Şok:
İlk tepki inanmama ve şok olabilir. Bazı yolcular bunun sadece bir tatbikat veya kaza olduğunu düşünüp durumu rasyonelleştirmeye çalışmış olabilir. Yavaş yavaş, durumun ciddiyeti ortaya çıktıkça panik yayılmaya başlamış olabilir.
Panik ve Kaos:
Cankurtaran filikaları indirilip dolmaya başladığında, gemide bir panik ve kaos hissi ortaya çıkacaktı. Hayatta kalma mücadelesi veren birçok insan, cankurtaran sandalında umutsuzca bir yer bulmaya çalışıyordu ve bu da kaotik sahnelere yol açıyordu.
Umutsuzluk ve Korku:
Çaresizlik duygusu çok büyük olurdu. Cankurtaran filikalarının kısıtlı alanla yola çıktığını ve çok sayıda kişiyi geride bıraktığını gören yolcular, batan gemide mahsur kalma korkusuna kapılırdı. Bazıları neden kurtarılmadıklarını merak ederek derin bir adaletsizlik duygusu hissetmiş olabilir.
Çaresizlik ve Kaygı:
Özellikle cankurtaran sandalında yer bulamayanlar için derin bir çaresizlik duygusu yerleşmiş olabilir. Halihazırda cankurtaran sandalında olan veya geride bırakılan sevdiklerinin belirsiz kaderine ilişkin endişe ve ıstırap, düşüncelerini tüketebilirdi.
Suçluluk ve Öfke:
Diğerleri gemide kalırken bir cankurtaran sandalına bindiğiniz için suçluluk duygusu ortaya çıkmış olabilir. Haksız öncelik aldığı düşünülen kişilere yönelik öfke de su yüzüne çıkmış olabilir.
Yas ve Keder:
Batmaya tanık olanlar, bireylerin denize atladığını, mücadele ettiğini ve soğuk su tarafından yutulduğunu görmüş olmalı. Binlerce canın kaçınılmaz kaybının farkına varılması, derin acı ve üzüntü duygusunu daha da artıracaktı.
Kararlılık ve Cesaret:
Olağanüstü duruma rağmen, gemideki bazı kişiler içsel güç ve cesaret bulmuş olabilir. Başkalarına yardım etmeyi, düzeni sağlamayı ve umutsuzluğun ortasında umut yaymayı seçebilirlerdi.

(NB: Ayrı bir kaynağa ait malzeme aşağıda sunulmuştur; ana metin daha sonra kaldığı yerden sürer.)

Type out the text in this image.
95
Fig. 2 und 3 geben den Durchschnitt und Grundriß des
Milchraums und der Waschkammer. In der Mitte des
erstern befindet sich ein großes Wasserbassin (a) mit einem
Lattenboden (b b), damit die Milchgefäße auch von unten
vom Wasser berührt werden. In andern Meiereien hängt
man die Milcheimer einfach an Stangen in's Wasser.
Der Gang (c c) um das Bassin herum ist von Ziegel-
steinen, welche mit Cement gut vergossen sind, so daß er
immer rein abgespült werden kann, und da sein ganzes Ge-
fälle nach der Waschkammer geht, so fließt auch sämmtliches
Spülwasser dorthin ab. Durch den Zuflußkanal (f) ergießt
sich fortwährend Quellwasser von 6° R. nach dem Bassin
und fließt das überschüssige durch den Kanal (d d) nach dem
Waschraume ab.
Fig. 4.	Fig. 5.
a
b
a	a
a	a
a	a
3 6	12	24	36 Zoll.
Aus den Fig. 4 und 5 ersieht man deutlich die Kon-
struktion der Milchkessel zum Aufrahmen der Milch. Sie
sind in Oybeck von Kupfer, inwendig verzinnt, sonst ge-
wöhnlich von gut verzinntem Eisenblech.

Batan Titanik'te cankurtaran filikalarının gidişini izleme deneyimi, bu hikayeyi anlatacak kadar yaşayanlar üzerinde derin bir duygusal yara bırakacaktı. Bu, felç edici korkudan direnç ve şefkat anlarına kadar uzanan, anılarına sonsuza kadar kazınan travmatik duyguların bir karışımı olurdu.